When Dr Greg Watkins developed profound deafness following a 30-year career as an electrical engineer, he turned his skills to improving the performance of cochlear implants.
Watkins is the author of a new paper analysing the accuracy of predictions for cochlear implant outcomes to improve their performance in challenging environments.
He told create that moving into biomedical engineering had been very rewarding.
“A few years ago, I wondered if my experience of hearing loss and my technical experience might help move some of the challenges for hearing impaired people forward,” he said.
“My return to uni in 2014 was prompted by a deterioration in my hearing, something a number of my family members also experienced.”
After graduating from high school, Watkins studied electrical engineering at the University of New South Wales. He went on to undertake a cadetship in the telecommunications industry, which led to him developing telecommunications equipment at an exciting time for the field.
In 2014, he returned to his alma mater, enrolling in a PhD in biomedical engineering under the supervision of Professor Gregg Suaning, who is interested in implantable bionics for eyes and ears, and Dr Brett Swanson, who works for implant firm Cochlear Limited.
“By the time I completed my PhD, I’d received two cochlear implants — that meant my hearing had deteriorated to the point where I was profoundly deaf bilaterally,” Watkins said.
“I was then in the fascinating situation of understanding the theory, but also understanding the reality of how they actually work and what’s needed to get the full benefit out of cochlear implants.”
A new way
A cochlear implant turns sounds into electrical signals using two parts: an external sound processor behind the ear, and an implant under the skin that attaches to an electrode array in the cochlear.
The processor converts sounds into nerve stimulation patterns, which are transferred through the skin into the implanted receiver.
A range of factors determine how well a cochlear implant works for an individual, some of which are well understood, some less so. As Watkins was going through rehabilitation to learn to hear again, he began to look into a key problem for fellow cochlear implant recipients: that the outcomes vary significantly from recipient to recipient.

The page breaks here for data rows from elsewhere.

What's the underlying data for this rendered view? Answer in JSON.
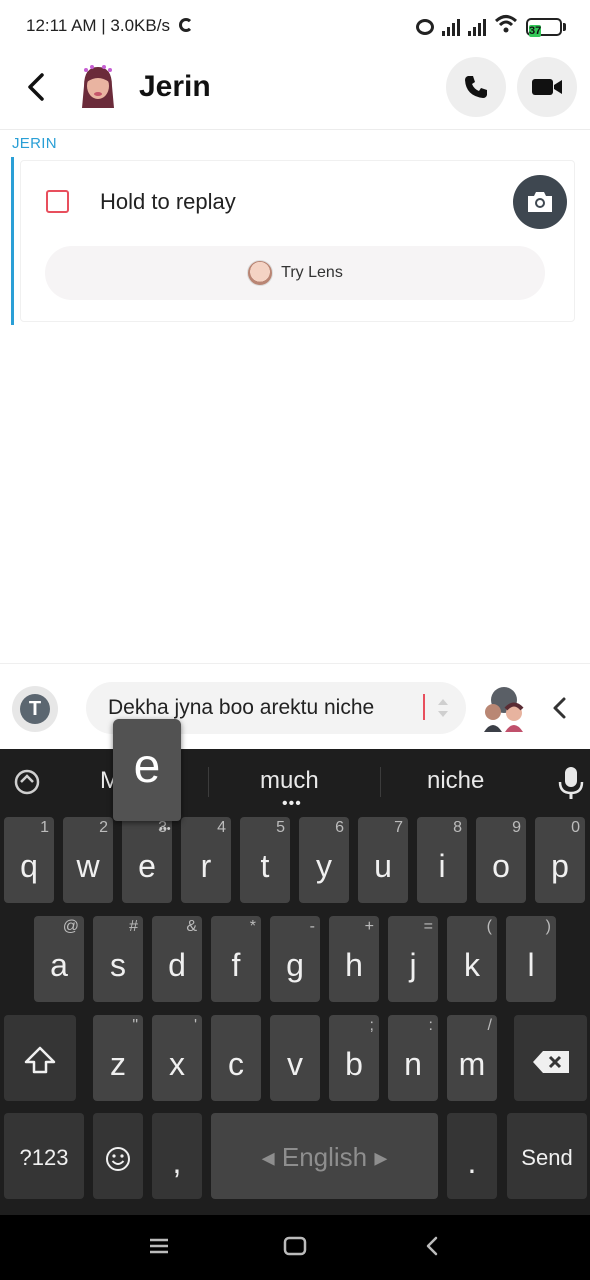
{
  "status_bar": {
    "time_speed": "12:11 AM | 3.0KB/s",
    "battery": "37"
  },
  "header": {
    "contact_name": "Jerin",
    "back_icon": "chevron-left-icon",
    "call_icon": "phone-icon",
    "video_icon": "video-camera-icon"
  },
  "chat": {
    "sender_label": "JERIN",
    "snap": {
      "status_text": "Hold to replay",
      "camera_icon": "camera-icon",
      "try_lens_label": "Try Lens"
    }
  },
  "composer": {
    "message_text": "Dekha jyna boo arektu niche",
    "text_tool_icon": "T"
  },
  "keyboard": {
    "suggestions": [
      "M",
      "much",
      "niche"
    ],
    "popup_key": "e",
    "row1": [
      {
        "key": "q",
        "hint": "1"
      },
      {
        "key": "w",
        "hint": "2"
      },
      {
        "key": "e",
        "hint": "3"
      },
      {
        "key": "r",
        "hint": "4"
      },
      {
        "key": "t",
        "hint": "5"
      },
      {
        "key": "y",
        "hint": "6"
      },
      {
        "key": "u",
        "hint": "7"
      },
      {
        "key": "i",
        "hint": "8"
      },
      {
        "key": "o",
        "hint": "9"
      },
      {
        "key": "p",
        "hint": "0"
      }
    ],
    "row2": [
      {
        "key": "a",
        "hint": "@"
      },
      {
        "key": "s",
        "hint": "#"
      },
      {
        "key": "d",
        "hint": "&"
      },
      {
        "key": "f",
        "hint": "*"
      },
      {
        "key": "g",
        "hint": "-"
      },
      {
        "key": "h",
        "hint": "+"
      },
      {
        "key": "j",
        "hint": "="
      },
      {
        "key": "k",
        "hint": "("
      },
      {
        "key": "l",
        "hint": ")"
      }
    ],
    "row3": [
      {
        "key": "z",
        "hint": "\""
      },
      {
        "key": "x",
        "hint": "'"
      },
      {
        "key": "c",
        "hint": ""
      },
      {
        "key": "v",
        "hint": ""
      },
      {
        "key": "b",
        "hint": ";"
      },
      {
        "key": "n",
        "hint": ":"
      },
      {
        "key": "m",
        "hint": "/"
      }
    ],
    "symbols_label": "?123",
    "comma_label": ",",
    "space_label": "◂ English ▸",
    "period_label": ".",
    "send_label": "Send"
  },
  "colors": {
    "accent_blue": "#2a9fd6",
    "snap_red": "#e84f5d",
    "keyboard_bg": "#1e1e1e",
    "key_bg": "#444444"
  }
}
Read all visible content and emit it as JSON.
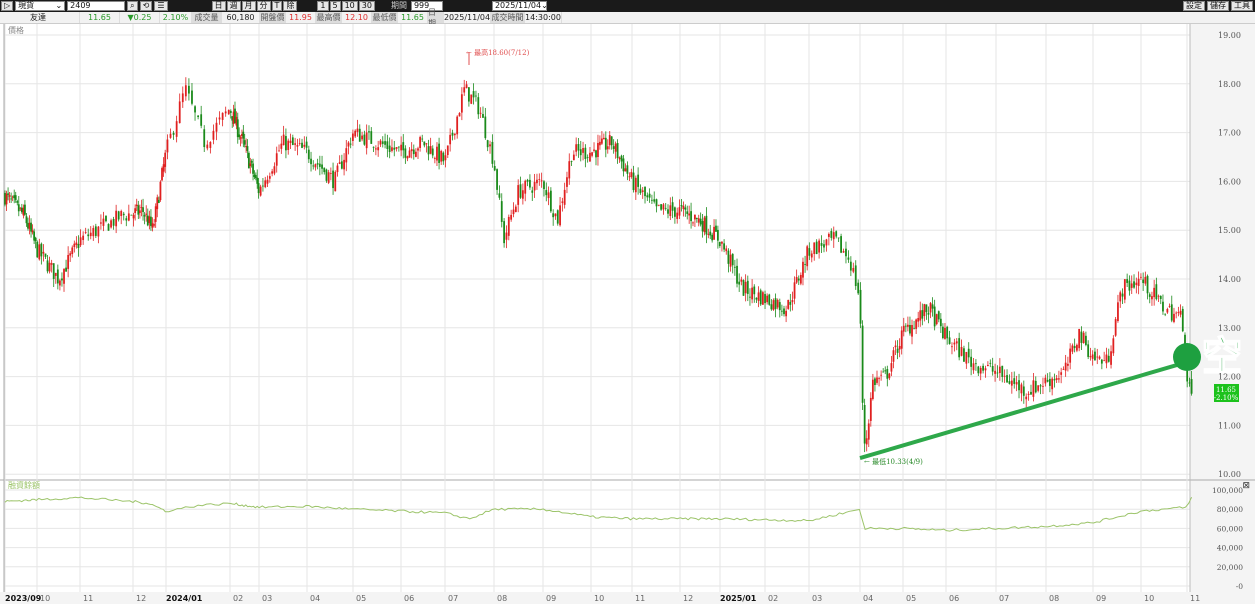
{
  "toolbar": {
    "market": "現貨",
    "symbol": "2409",
    "period_label": "期間",
    "period_value": "999",
    "date": "2025/11/04",
    "freq_buttons": [
      "日",
      "週",
      "月",
      "分",
      "T",
      "除"
    ],
    "minute_buttons": [
      "1",
      "5",
      "10",
      "30"
    ],
    "right_buttons": [
      "設定",
      "儲存",
      "工具"
    ]
  },
  "info": {
    "name": "友達",
    "price": "11.65",
    "change": "▼0.25",
    "change_pct": "2.10%",
    "volume_label": "成交量",
    "volume": "60,180",
    "open_label": "開盤價",
    "open": "11.95",
    "high_label": "最高價",
    "high": "12.10",
    "low_label": "最低價",
    "low": "11.65",
    "date_label": "日期",
    "date": "2025/11/04",
    "time_label": "成交時間",
    "time": "14:30:00"
  },
  "colors": {
    "up": "#e02020",
    "down": "#1a8a1a",
    "trend": "#2ea84a",
    "margin": "#9cc46a"
  },
  "chart_data": {
    "type": "candlestick",
    "price_panel": {
      "title": "價格",
      "ylim": [
        10,
        19
      ],
      "yticks": [
        "19.00",
        "18.00",
        "17.00",
        "16.00",
        "15.00",
        "14.00",
        "13.00",
        "12.00",
        "11.00",
        "10.00"
      ],
      "high_annotation": "最高18.60(7/12)",
      "low_annotation": "最低10.33(4/9)",
      "last_price": "11.65",
      "last_pct": "-2.10%",
      "signal": "空",
      "trendline": [
        [
          19.0,
          10.33
        ],
        [
          26.1,
          12.35
        ]
      ],
      "close_path_month_price": [
        [
          0,
          15.7
        ],
        [
          0.6,
          15.3
        ],
        [
          1,
          14.6
        ],
        [
          1.5,
          14.0
        ],
        [
          2,
          14.8
        ],
        [
          2.8,
          15.3
        ],
        [
          3.3,
          15.4
        ],
        [
          3.6,
          15.0
        ],
        [
          4,
          16.6
        ],
        [
          4.3,
          17.9
        ],
        [
          4.6,
          16.8
        ],
        [
          5,
          17.5
        ],
        [
          5.5,
          16.7
        ],
        [
          6,
          15.8
        ],
        [
          6.5,
          16.8
        ],
        [
          7,
          16.6
        ],
        [
          7.6,
          16.0
        ],
        [
          8,
          17.0
        ],
        [
          8.5,
          16.8
        ],
        [
          9,
          16.6
        ],
        [
          9.5,
          16.8
        ],
        [
          10,
          16.4
        ],
        [
          10.4,
          17.9
        ],
        [
          10.7,
          17.5
        ],
        [
          11,
          16.4
        ],
        [
          11.2,
          14.8
        ],
        [
          11.5,
          15.8
        ],
        [
          12,
          16.0
        ],
        [
          12.3,
          15.2
        ],
        [
          12.6,
          16.6
        ],
        [
          13,
          16.6
        ],
        [
          13.5,
          16.8
        ],
        [
          14,
          16.0
        ],
        [
          14.5,
          15.4
        ],
        [
          15,
          15.4
        ],
        [
          15.5,
          15.2
        ],
        [
          16,
          14.8
        ],
        [
          16.5,
          13.8
        ],
        [
          17,
          13.6
        ],
        [
          17.5,
          13.4
        ],
        [
          18,
          14.6
        ],
        [
          18.5,
          14.8
        ],
        [
          18.8,
          14.4
        ],
        [
          19,
          13.6
        ],
        [
          19.05,
          11.5
        ],
        [
          19.12,
          10.5
        ],
        [
          19.3,
          11.9
        ],
        [
          19.6,
          12.0
        ],
        [
          20,
          12.9
        ],
        [
          20.6,
          13.4
        ],
        [
          21,
          12.8
        ],
        [
          21.5,
          12.3
        ],
        [
          22,
          12.1
        ],
        [
          22.6,
          11.7
        ],
        [
          23,
          11.9
        ],
        [
          23.4,
          12.1
        ],
        [
          23.7,
          12.9
        ],
        [
          24,
          12.4
        ],
        [
          24.3,
          12.3
        ],
        [
          24.6,
          13.8
        ],
        [
          25,
          14.0
        ],
        [
          25.5,
          13.4
        ],
        [
          25.9,
          13.2
        ],
        [
          26,
          11.9
        ],
        [
          26.1,
          11.65
        ]
      ]
    },
    "margin_panel": {
      "title": "融資餘額",
      "ylim": [
        0,
        100000
      ],
      "yticks": [
        "100,000",
        "80,000",
        "60,000",
        "40,000",
        "20,000",
        "-0"
      ],
      "series_month_value": [
        [
          0,
          88000
        ],
        [
          2,
          92000
        ],
        [
          3.5,
          86000
        ],
        [
          4,
          78000
        ],
        [
          4.5,
          84000
        ],
        [
          5,
          86000
        ],
        [
          6,
          82000
        ],
        [
          7,
          83000
        ],
        [
          8,
          80000
        ],
        [
          9,
          78000
        ],
        [
          10,
          76000
        ],
        [
          10.5,
          70000
        ],
        [
          11,
          80000
        ],
        [
          12,
          80000
        ],
        [
          13,
          72000
        ],
        [
          14,
          70000
        ],
        [
          16,
          70000
        ],
        [
          18,
          68000
        ],
        [
          19,
          80000
        ],
        [
          19.1,
          60000
        ],
        [
          20,
          60000
        ],
        [
          21,
          58000
        ],
        [
          22,
          60000
        ],
        [
          23,
          62000
        ],
        [
          24,
          66000
        ],
        [
          25,
          78000
        ],
        [
          26,
          82000
        ],
        [
          26.1,
          92000
        ]
      ]
    },
    "x_labels": [
      "2023/09",
      "10",
      "11",
      "12",
      "2024/01",
      "02",
      "03",
      "04",
      "05",
      "06",
      "07",
      "08",
      "09",
      "10",
      "11",
      "12",
      "2025/01",
      "02",
      "03",
      "04",
      "05",
      "06",
      "07",
      "08",
      "09",
      "10",
      "11"
    ]
  }
}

“[The factors] include cognitive function, placement of electrodes, the anatomy, but also the sound processing and how we convert sound to electrical nerve stimulation,” he said.
“The motivation for my paper was to look for a way to evaluate new ideas without having to line up volunteers to test sounds — playing them sentences and getting participants to repeat them, noting how accurate it was making some adjustments.”
Watkins’ paper, published in Ear and Hearing, presents a new way of predicting speech perception for individual recipients. It provides a methodology that could make patient trials more efficient, potentially leading to implants that are personalised to an individual’s listening capability.
“As far as we’ve been able to ascertain, this is the first publication that has been able to put forward a method that predicts performance for individuals in different conditions,” he said.
“Instead of working with averages, we have the opportunity to see that one processing approach works best for one individual, but a different approach works better for another individual. There’s very little work been done in that area so far.”
Watkins hopes that researchers will better be able to predict how well cochlear recipients hear, which means more ideas have the potential to be evaluated.
While he doubts that this will ever deliver one clear way, it will help researchers to narrow down a few different methods to focus on.
The future is loud and clear
When it comes to his next project, Watkins is looking to continue to refine his idea and extend it into new areas.
“I’m interested in vision processing for the bionic eye, and interested to see if the ideas that have worked well for ears might also work well for eyes,” he said.
He said he remains amazed that he can have a conversation over the phone when he can’t hear anything without his implants.
“Engineering has been a wonderful and interesting career,” he said.
“As an engineer we think about maths and science to solve problems, and as biomedical engineers we solve problems that really affect people’s lives.”